We first find the difference in x and y, between the center and the point. dx and dy, create a rightangled triangle, with the radius, between point and center, as the hypotenuse. We then use trigonometric functions, multiplied by these two sides, to find the x and y coordinates of the rotated point. We also add back the center coordinates, to offset the point so it fits on the circle.
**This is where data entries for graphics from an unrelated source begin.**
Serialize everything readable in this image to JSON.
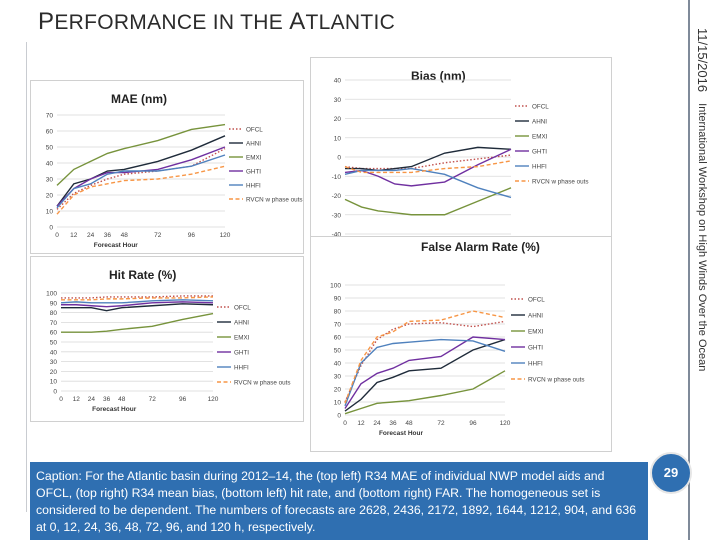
{
  "slide": {
    "title_first": "P",
    "title_rest1": "ERFORMANCE IN THE ",
    "title_a": "A",
    "title_rest2": "TLANTIC",
    "date": "11/15/2016",
    "sidebar": "International Workshop on High Winds Over the Ocean",
    "page_number": "29",
    "caption": "Caption: For the Atlantic basin during 2012–14, the (top left) R34 MAE of individual NWP model aids and OFCL, (top right) R34 mean bias, (bottom left) hit rate, and (bottom right) FAR. The homogeneous set is considered to be dependent. The numbers of forecasts are 2628, 2436, 2172, 1892, 1644, 1212, 904, and 636 at 0, 12, 24, 36, 48, 72, 96, and 120 h, respectively."
  },
  "colors": {
    "OFCL": "#c0504d",
    "AHNI": "#1f2b3a",
    "EMXI": "#77933c",
    "GHTI": "#7030a0",
    "HHFI": "#4f81bd",
    "RVCN": "#f79646",
    "caption_bg": "#2f6fb1"
  },
  "chart_data": [
    {
      "type": "line",
      "title": "MAE (nm)",
      "xlabel": "Forecast Hour",
      "x": [
        0,
        12,
        24,
        36,
        48,
        72,
        96,
        120
      ],
      "ylim": [
        0,
        70
      ],
      "yticks": [
        0,
        10,
        20,
        30,
        40,
        50,
        60,
        70
      ],
      "grid": true,
      "legend": "right",
      "series": [
        {
          "name": "OFCL",
          "style": "dotted",
          "values": [
            11,
            21,
            26,
            30,
            33,
            35,
            38,
            49
          ]
        },
        {
          "name": "AHNI",
          "style": "solid",
          "values": [
            13,
            27,
            30,
            35,
            36,
            41,
            48,
            57
          ]
        },
        {
          "name": "EMXI",
          "style": "solid",
          "values": [
            26,
            36,
            41,
            46,
            49,
            54,
            61,
            64
          ]
        },
        {
          "name": "GHTI",
          "style": "solid",
          "values": [
            13,
            24,
            30,
            34,
            34,
            36,
            42,
            50
          ]
        },
        {
          "name": "HHFI",
          "style": "solid",
          "values": [
            12,
            24,
            27,
            33,
            35,
            35,
            38,
            45
          ]
        },
        {
          "name": "RVCN w phase outs",
          "style": "dashed",
          "values": [
            8,
            20,
            25,
            27,
            29,
            30,
            33,
            38
          ]
        }
      ]
    },
    {
      "type": "line",
      "title": "Bias (nm)",
      "xlabel": "Forecast Hour",
      "x": [
        0,
        12,
        24,
        36,
        48,
        72,
        96,
        120
      ],
      "ylim": [
        -40,
        40
      ],
      "yticks": [
        -40,
        -30,
        -20,
        -10,
        0,
        10,
        20,
        30,
        40
      ],
      "grid": true,
      "legend": "right",
      "series": [
        {
          "name": "OFCL",
          "style": "dotted",
          "values": [
            -5,
            -6,
            -6,
            -6,
            -6,
            -3,
            -1,
            1
          ]
        },
        {
          "name": "AHNI",
          "style": "solid",
          "values": [
            -6,
            -6,
            -7,
            -6,
            -5,
            2,
            5,
            4
          ]
        },
        {
          "name": "EMXI",
          "style": "solid",
          "values": [
            -22,
            -26,
            -28,
            -29,
            -30,
            -30,
            -23,
            -16
          ]
        },
        {
          "name": "GHTI",
          "style": "solid",
          "values": [
            -8,
            -7,
            -10,
            -14,
            -15,
            -13,
            -4,
            4
          ]
        },
        {
          "name": "HHFI",
          "style": "solid",
          "values": [
            -9,
            -7,
            -7,
            -7,
            -6,
            -9,
            -16,
            -21
          ]
        },
        {
          "name": "RVCN w phase outs",
          "style": "dashed",
          "values": [
            -5,
            -8,
            -8,
            -8,
            -8,
            -6,
            -5,
            -2
          ]
        }
      ]
    },
    {
      "type": "line",
      "title": "Hit Rate (%)",
      "xlabel": "Forecast Hour",
      "x": [
        0,
        12,
        24,
        36,
        48,
        72,
        96,
        120
      ],
      "ylim": [
        0,
        100
      ],
      "yticks": [
        0,
        10,
        20,
        30,
        40,
        50,
        60,
        70,
        80,
        90,
        100
      ],
      "grid": true,
      "legend": "right",
      "series": [
        {
          "name": "OFCL",
          "style": "dotted",
          "values": [
            95,
            95,
            95,
            96,
            96,
            96,
            97,
            97
          ]
        },
        {
          "name": "AHNI",
          "style": "solid",
          "values": [
            85,
            85,
            85,
            82,
            85,
            87,
            89,
            88
          ]
        },
        {
          "name": "EMXI",
          "style": "solid",
          "values": [
            60,
            60,
            60,
            61,
            63,
            66,
            73,
            79
          ]
        },
        {
          "name": "GHTI",
          "style": "solid",
          "values": [
            88,
            88,
            87,
            86,
            87,
            90,
            91,
            90
          ]
        },
        {
          "name": "HHFI",
          "style": "solid",
          "values": [
            90,
            91,
            90,
            90,
            90,
            92,
            93,
            92
          ]
        },
        {
          "name": "RVCN w phase outs",
          "style": "dashed",
          "values": [
            93,
            93,
            93,
            94,
            94,
            95,
            95,
            96
          ]
        }
      ]
    },
    {
      "type": "line",
      "title": "False Alarm Rate (%)",
      "xlabel": "Forecast Hour",
      "x": [
        0,
        12,
        24,
        36,
        48,
        72,
        96,
        120
      ],
      "ylim": [
        0,
        100
      ],
      "yticks": [
        0,
        10,
        20,
        30,
        40,
        50,
        60,
        70,
        80,
        90,
        100
      ],
      "grid": true,
      "legend": "right",
      "series": [
        {
          "name": "OFCL",
          "style": "dotted",
          "values": [
            10,
            38,
            58,
            66,
            70,
            71,
            68,
            72
          ]
        },
        {
          "name": "AHNI",
          "style": "solid",
          "values": [
            3,
            12,
            25,
            29,
            34,
            36,
            50,
            58
          ]
        },
        {
          "name": "EMXI",
          "style": "solid",
          "values": [
            1,
            5,
            9,
            10,
            11,
            15,
            20,
            34
          ]
        },
        {
          "name": "GHTI",
          "style": "solid",
          "values": [
            5,
            24,
            32,
            36,
            42,
            45,
            60,
            58
          ]
        },
        {
          "name": "HHFI",
          "style": "solid",
          "values": [
            7,
            40,
            52,
            55,
            56,
            58,
            57,
            49
          ]
        },
        {
          "name": "RVCN w phase outs",
          "style": "dashed",
          "values": [
            9,
            42,
            60,
            64,
            72,
            73,
            80,
            75
          ]
        }
      ]
    }
  ]
}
Finally, we create a Vector2 structure, with the x and y coordinates, and return it.

I know it can be a bit hard to understand exactly how we got this formula, since the road to it deals with a bit more advanced topics, but I wanted to include a very practical example of the trigonometric functions in action, that you could use in your games too.

Another example is the function below, which calculates the gravitational force's impact on a projectile, which is thrown in a given angle, with a given velocity, in 2 dimensions.

```
-- Function to simulate projectile motion
local function SimulateProjectile(projectile, angle, initialVelocity)
local gravity = -9.8 -- Earth's gravity
local time = 0.1
-- A loop that continues, so long as the projectile is in the air
while projectile.Position.Y > 0 do
-- Apply 2D movement using trigonometric functions
local horizontalVelocity = initialVelocity * math.cos(angle)
local verticalVelocity = initialVelocity * math.sin(angle) + gravity * time
-- Set the position
projectile.Position += Vector3.new(horizontalVelocity, verticalVelocity, 0)
-- Add time
wait(0.1)
time = time + 0.1
end
end
SimulateProjectile(part, math.rad(45), 10)
```

This works by converting the angle to a unit, for both the horizontal velocity (x) and the vertical velocity (y), which is then multiplied by the initial velocity to calculate the length of each step. Gravity is a force that pulls down the projectile, on the Y axis, more and more the longer it is in the air. Then we set the new position of the projectile, and add 0.1 to the time. All this continues until the projectile reaches Y <= 0.

The trigonometric functions are valuable tools for roblox scripters, and I hope I have been able to provide some insight into their practical applications, as well as the theory behind them. Please do not hesitate to ask any questions you have below, and i can only recommend studying further into the topic on your own.

Some things that I was not able to cover in this tutorial, as they are simply outside its scope, are the remaining trigonometric functions, namely the cosecant, secant and cotangent functions, and some of the other theory and laws of the trigonometric functions.